The antibody patent paradox may be part of a broader shift in patent doctrine, what one of us has called “the death of genus claims.”20 Or it may be an extension of the concerns about the abuse of functional claiming in other areas like software.21 Or it could be the result of trying to fit one of the most complex biological molecules we know in the single, convoluted sentence that is a patent claim.22 Or perhaps it is simply the result of a circumstance in which the more we learn, the more we learn what we don’t know.23 We explore all of these possibilities.24

Regardless of the explanation, the antibody patent paradox lies at the heart of several critical questions in patent policy: how broad patent claims should be to encourage invention; whether patent law is and should be technology-specific; and how we accommodate follow-on innovation after an initial, pioneering disclosure.25 If we get those questions wrong, we could end up with a second paradox—how the patent-fueled success of antibody technology made it impossible to get the very kinds of patents that drove innovation in the first place. As a matter of innovation policy, we think the end of functional antibody claims is a problem, but the likely effects on innovation are complicated. We suggest some possible middle ground that might save narrower antibody genus claims.

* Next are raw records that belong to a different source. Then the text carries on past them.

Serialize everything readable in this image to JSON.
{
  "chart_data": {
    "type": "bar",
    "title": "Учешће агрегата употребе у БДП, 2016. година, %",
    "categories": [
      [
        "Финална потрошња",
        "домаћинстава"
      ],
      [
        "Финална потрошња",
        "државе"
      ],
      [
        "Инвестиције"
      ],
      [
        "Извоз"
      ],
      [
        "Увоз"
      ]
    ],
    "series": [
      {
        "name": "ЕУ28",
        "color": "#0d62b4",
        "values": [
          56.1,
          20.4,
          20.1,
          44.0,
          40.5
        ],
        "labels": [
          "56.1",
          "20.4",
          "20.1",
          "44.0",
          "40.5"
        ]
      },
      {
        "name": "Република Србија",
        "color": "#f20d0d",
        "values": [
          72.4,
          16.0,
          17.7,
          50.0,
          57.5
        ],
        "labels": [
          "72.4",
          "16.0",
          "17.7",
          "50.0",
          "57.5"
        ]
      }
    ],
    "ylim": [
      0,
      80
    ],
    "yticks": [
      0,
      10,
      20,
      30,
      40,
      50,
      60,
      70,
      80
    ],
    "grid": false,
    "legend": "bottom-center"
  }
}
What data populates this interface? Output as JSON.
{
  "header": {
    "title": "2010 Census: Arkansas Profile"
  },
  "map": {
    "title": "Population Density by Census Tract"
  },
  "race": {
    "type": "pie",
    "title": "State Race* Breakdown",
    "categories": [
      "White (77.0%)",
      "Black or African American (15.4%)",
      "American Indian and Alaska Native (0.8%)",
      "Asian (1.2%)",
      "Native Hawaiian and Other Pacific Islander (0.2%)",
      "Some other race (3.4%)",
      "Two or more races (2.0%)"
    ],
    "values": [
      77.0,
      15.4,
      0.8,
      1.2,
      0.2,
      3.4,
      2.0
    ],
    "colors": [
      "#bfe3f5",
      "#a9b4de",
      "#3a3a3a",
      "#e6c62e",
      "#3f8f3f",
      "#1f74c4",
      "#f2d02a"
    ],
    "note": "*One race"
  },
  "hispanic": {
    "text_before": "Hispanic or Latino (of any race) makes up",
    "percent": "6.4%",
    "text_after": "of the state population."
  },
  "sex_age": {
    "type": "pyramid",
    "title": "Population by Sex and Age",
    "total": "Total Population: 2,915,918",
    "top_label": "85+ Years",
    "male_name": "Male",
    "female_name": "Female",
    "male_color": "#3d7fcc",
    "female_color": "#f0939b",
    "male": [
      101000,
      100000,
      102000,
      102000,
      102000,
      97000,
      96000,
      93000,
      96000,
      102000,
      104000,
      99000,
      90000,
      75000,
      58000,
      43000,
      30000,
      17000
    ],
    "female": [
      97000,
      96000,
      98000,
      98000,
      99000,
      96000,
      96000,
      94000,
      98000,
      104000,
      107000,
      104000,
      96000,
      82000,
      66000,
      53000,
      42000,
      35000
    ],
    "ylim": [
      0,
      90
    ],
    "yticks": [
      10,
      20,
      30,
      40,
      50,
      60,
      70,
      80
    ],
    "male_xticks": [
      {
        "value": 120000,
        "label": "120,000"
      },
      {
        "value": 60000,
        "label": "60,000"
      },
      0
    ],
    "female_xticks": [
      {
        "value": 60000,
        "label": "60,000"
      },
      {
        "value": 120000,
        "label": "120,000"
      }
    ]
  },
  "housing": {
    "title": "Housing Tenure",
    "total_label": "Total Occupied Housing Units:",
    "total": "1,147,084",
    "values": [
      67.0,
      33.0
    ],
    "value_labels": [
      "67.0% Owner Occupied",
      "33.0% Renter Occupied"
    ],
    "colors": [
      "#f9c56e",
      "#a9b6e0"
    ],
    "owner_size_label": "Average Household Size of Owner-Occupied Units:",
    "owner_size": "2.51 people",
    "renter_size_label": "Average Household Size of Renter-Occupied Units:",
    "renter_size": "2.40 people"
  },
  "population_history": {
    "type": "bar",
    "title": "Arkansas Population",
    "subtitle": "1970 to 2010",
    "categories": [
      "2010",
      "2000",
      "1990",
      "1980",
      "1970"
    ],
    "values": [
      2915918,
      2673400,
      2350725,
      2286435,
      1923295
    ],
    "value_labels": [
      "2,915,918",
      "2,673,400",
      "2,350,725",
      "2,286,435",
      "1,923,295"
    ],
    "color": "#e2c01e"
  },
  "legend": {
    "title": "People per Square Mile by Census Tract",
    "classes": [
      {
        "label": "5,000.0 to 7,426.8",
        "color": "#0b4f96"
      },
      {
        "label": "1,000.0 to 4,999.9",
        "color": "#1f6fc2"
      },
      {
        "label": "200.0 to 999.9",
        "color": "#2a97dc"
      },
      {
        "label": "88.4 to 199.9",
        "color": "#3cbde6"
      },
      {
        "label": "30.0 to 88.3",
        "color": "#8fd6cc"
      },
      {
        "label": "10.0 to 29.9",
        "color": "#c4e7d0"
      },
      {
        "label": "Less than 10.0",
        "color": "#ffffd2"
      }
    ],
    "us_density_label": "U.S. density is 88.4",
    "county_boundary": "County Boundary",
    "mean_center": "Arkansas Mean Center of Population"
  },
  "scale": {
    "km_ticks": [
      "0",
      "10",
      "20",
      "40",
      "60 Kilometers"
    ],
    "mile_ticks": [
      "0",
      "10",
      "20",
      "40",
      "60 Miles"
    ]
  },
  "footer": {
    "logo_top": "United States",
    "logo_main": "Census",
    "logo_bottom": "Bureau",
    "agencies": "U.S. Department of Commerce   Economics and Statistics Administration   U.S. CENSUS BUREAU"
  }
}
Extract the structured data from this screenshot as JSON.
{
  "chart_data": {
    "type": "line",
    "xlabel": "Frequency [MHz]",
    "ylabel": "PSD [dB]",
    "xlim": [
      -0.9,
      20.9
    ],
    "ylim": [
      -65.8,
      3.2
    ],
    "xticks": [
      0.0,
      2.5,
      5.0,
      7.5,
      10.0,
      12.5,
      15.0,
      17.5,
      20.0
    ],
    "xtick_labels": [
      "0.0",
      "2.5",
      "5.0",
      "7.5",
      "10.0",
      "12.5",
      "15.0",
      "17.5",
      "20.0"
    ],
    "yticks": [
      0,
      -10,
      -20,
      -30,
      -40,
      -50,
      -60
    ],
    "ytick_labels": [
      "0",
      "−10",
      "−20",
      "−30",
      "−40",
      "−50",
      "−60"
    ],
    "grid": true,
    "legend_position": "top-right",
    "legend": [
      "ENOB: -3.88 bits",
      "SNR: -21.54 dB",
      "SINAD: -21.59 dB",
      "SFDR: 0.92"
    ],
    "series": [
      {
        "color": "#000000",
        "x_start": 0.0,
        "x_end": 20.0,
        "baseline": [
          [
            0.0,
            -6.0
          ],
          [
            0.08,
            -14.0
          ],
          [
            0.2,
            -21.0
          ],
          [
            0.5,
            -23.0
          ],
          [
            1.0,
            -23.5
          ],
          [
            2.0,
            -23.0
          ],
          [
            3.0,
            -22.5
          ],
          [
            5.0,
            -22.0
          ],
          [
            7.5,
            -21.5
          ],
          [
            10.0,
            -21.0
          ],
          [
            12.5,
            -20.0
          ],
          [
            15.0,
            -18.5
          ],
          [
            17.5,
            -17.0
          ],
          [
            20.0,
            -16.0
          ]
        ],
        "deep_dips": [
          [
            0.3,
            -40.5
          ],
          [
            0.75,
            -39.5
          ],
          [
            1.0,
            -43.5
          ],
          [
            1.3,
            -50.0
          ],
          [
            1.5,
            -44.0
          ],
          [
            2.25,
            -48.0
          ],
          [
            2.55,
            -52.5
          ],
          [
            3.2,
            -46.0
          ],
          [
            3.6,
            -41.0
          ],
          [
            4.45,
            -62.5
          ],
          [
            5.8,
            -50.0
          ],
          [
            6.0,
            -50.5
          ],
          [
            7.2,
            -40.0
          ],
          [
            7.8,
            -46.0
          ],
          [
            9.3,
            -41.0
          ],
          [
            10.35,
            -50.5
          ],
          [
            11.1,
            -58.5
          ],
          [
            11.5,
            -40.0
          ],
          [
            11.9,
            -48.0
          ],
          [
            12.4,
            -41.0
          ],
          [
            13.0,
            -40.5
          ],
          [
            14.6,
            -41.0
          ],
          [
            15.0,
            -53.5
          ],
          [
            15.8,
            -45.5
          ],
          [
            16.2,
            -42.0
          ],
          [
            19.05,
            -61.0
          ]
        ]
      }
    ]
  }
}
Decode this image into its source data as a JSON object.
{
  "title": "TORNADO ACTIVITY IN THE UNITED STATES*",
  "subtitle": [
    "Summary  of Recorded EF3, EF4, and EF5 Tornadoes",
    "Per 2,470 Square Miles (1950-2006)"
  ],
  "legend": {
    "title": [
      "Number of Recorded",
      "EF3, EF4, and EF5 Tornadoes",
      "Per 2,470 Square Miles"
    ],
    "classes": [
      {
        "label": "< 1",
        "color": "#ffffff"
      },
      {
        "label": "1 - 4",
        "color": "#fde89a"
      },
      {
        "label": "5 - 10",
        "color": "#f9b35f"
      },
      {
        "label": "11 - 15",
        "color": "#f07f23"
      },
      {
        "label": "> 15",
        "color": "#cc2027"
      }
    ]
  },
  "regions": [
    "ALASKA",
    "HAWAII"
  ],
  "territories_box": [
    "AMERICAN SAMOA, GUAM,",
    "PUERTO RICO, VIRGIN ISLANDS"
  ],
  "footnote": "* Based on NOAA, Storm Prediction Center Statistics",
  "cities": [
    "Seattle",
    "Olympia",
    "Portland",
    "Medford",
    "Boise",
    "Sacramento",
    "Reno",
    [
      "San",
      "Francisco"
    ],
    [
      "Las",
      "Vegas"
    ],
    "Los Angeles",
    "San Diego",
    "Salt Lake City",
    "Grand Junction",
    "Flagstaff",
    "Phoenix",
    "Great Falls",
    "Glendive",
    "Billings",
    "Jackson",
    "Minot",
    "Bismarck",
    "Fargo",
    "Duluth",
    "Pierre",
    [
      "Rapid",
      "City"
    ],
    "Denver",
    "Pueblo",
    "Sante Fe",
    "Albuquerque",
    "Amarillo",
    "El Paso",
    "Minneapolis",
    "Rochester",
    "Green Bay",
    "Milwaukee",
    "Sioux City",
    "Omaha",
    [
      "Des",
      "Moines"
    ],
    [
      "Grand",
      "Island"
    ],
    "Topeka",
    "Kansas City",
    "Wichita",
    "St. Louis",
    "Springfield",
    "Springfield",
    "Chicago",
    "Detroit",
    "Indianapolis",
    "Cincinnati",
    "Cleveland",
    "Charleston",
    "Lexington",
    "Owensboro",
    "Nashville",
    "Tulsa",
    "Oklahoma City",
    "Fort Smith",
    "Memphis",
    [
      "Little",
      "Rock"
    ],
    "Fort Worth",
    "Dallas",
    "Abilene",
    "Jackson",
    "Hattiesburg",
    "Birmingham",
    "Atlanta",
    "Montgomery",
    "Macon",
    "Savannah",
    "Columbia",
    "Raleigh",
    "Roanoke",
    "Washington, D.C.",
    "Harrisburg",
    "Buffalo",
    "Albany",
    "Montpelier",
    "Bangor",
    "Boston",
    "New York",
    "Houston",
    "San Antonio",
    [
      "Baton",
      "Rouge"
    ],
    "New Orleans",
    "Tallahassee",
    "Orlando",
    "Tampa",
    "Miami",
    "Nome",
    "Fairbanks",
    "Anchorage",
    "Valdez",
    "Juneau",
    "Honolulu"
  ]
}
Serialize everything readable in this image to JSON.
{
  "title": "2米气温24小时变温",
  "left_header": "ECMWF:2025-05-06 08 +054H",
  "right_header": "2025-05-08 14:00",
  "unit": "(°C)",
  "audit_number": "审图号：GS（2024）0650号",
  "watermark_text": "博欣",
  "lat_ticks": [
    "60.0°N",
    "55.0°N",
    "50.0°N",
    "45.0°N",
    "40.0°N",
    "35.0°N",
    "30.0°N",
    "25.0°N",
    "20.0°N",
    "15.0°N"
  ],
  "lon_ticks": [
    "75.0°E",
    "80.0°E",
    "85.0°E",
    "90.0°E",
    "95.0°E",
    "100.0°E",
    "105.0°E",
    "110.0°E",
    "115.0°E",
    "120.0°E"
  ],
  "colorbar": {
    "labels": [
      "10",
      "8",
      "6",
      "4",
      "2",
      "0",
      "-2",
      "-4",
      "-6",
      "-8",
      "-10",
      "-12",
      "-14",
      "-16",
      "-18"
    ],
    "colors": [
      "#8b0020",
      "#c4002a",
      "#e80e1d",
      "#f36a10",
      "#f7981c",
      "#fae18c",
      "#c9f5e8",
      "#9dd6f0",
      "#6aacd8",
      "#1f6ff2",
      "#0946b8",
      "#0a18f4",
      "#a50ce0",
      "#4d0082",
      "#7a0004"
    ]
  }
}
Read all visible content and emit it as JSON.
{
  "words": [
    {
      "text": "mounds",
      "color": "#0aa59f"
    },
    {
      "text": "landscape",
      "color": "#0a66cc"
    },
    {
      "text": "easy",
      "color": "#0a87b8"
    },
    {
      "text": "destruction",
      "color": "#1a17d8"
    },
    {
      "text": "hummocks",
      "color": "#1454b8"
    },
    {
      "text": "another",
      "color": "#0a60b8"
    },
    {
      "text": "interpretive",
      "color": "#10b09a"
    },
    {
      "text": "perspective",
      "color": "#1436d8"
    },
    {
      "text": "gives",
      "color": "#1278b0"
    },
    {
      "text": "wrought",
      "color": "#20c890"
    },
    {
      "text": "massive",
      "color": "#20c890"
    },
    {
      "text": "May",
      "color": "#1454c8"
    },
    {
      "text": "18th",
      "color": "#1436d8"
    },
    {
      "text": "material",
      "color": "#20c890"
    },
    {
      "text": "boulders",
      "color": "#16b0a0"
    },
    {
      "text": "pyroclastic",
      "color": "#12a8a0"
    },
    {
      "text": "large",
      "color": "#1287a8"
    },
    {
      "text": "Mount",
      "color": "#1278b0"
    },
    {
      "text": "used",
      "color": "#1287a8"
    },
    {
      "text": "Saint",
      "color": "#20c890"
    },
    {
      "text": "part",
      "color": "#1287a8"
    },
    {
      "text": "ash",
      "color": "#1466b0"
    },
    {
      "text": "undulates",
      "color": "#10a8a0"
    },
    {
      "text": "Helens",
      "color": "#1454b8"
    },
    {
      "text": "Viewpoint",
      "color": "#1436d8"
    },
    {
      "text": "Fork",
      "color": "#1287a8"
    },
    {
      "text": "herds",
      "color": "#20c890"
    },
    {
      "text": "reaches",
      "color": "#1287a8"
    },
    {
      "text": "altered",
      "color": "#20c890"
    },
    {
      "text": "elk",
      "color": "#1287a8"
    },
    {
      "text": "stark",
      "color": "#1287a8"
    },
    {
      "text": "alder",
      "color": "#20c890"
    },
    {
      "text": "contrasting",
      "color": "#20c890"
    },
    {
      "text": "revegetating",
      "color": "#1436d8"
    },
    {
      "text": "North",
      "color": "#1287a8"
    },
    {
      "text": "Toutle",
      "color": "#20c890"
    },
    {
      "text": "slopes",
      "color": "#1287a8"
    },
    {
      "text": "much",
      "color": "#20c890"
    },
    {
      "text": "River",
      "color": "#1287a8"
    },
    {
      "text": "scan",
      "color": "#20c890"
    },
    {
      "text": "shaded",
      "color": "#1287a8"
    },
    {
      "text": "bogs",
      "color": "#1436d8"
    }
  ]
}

In Part I, we explain the science of antibodies, how it has changed, and why antibodies are so complex. In Part II, we discuss the parallel history of the law, beginning with broad protection for functional antibody claims and ending with the current period of hostility to antibody patents. Part III considers several possible explanations for this shift, none of which are completely satisfactory. In Part IV, we explain how the antibody patent paradox is central to many of the current policy debates in patent law, and we offer some guidance as to how to resolve the paradox. We conclude by suggesting broader implications for the written description doctrine and patent claims for other complex technologies.